The unmasking of Americans through intelligence intercepts used to be rare. Now, it seems like it’s happening at an average of at least once a month on Capitol Hill. Congressional figures are being incidentally collected and then unmasked. The incidental collection part might not be shocking, as members of Congress communicate with foreign powers and the lines get crossed. The unmasking could be the sticky wicket. As Sara Carter and John Solomon of Circa reported, how Congress notified when intelligence officials catch House and Senate members, along with their staffers, in intercepts. They’re not told about any unmasking unless there is a national security (or hacking) issue. Sen. Chuck Grassley spoke with the news outlet about how it may be time for Congress to demand more transparency on the matter.
Grassley was notified that he was caught through incidental collection. Meaning he was speaking to someone under the microscope of the National Security Agency through Section 702 of the FISA law. Sen. Dianne Feinstein was the recipient of a rare admission from the CIA: they were spying on Democratic staffers’ computers at the Senate House Intelligence Committee. As Carter and Solomon reported previously, the Obama White House lowered the threshold in the minimization protocol, the safeguard that redacts and protects the privacy of Americans caught through incidental collection, which could lead to political espionage. Rice’s request to unmask at least one member of the Trump’s transition team shows the lowering of that standard in action. Rice didn’t cite the pressing national security matter that would prompt such an action:
The U.S. government’s foreign surveillance sweeps up American lawmakers and their staffers so routinely now that Congress is alerted as often as once a month that its employees involved in intercepted conversations have been unmasked and their identities shared with intelligence or law enforcement agencies, Circa has learned
Often though, the affected lawmakers or congressional aides aren’t told about the unmasking, unless it involves a security or hacking threat. So some affected lawmakers may not know about their appearance in unredacted executive branch intelligence reports, according to intelligence community sources, who spoke only on condition of anonymity.

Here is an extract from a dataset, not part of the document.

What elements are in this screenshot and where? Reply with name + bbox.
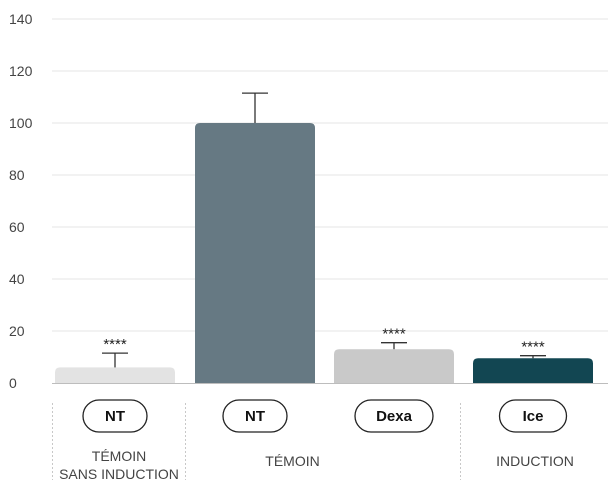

"While unmasking can be important to understand intelligence in very limited situations, something is wrong if Congress and other Americans are routinely being unmasked in surveillance reports that are supposed to be focused on foreign intelligence,” Grassley said. “Separation of powers and accountability for the intelligence community are vital to protect civil liberties and ensure public support for the intelligence gathering authorities needed to protect national security.
“Americans need to be able to trust that these national security tools aren’t being abused for political purposes," Grassley said.
Thanks to rules Obama got approved by the FISA review court in 2011 and adapted again in 2015 and just before he left office in January, almost anyone in the intelligence community can request unmasked information and get it if they can prove they need it to better understand raw intelligence.
That’s a low threshold, and even intelligence professionals who pressed for the loosening of the rules acknowledge that without careful safeguards such unmasking can be abused for political espionage or other non-security related reasons.
The reasons for the lowering of the threshold was to preempt lone-wolf terror attacks, cyber espionage, and hacking—anything that presents itself as a nightmare in the digital age.
Fox News’s Catherine Herridge and Pamela Brown reported that in 2015, around 25 percent of all 702 reports from the NSA unmasked an American citizen’s identity:
The Office for the Director of National Intelligence, which oversees the 17 intelligence agencies, said "...in 2015, NSA disseminated 4,290 FAA Section 702 intelligence reports that included U.S. person information. Of those 4,290 reports, the U.S. person information was masked in 3,168 reports and unmasked in 1,122 reports."
The report said "NSA is allowed to unmask the identity for the specific requesting recipient only under certain conditions and where specific additional controls are in place" and those conditions were met for "654 U.S. person identities" in 2015.
That means Americans were identified in 26 percent of the cases, or roughly one in four intelligence reports.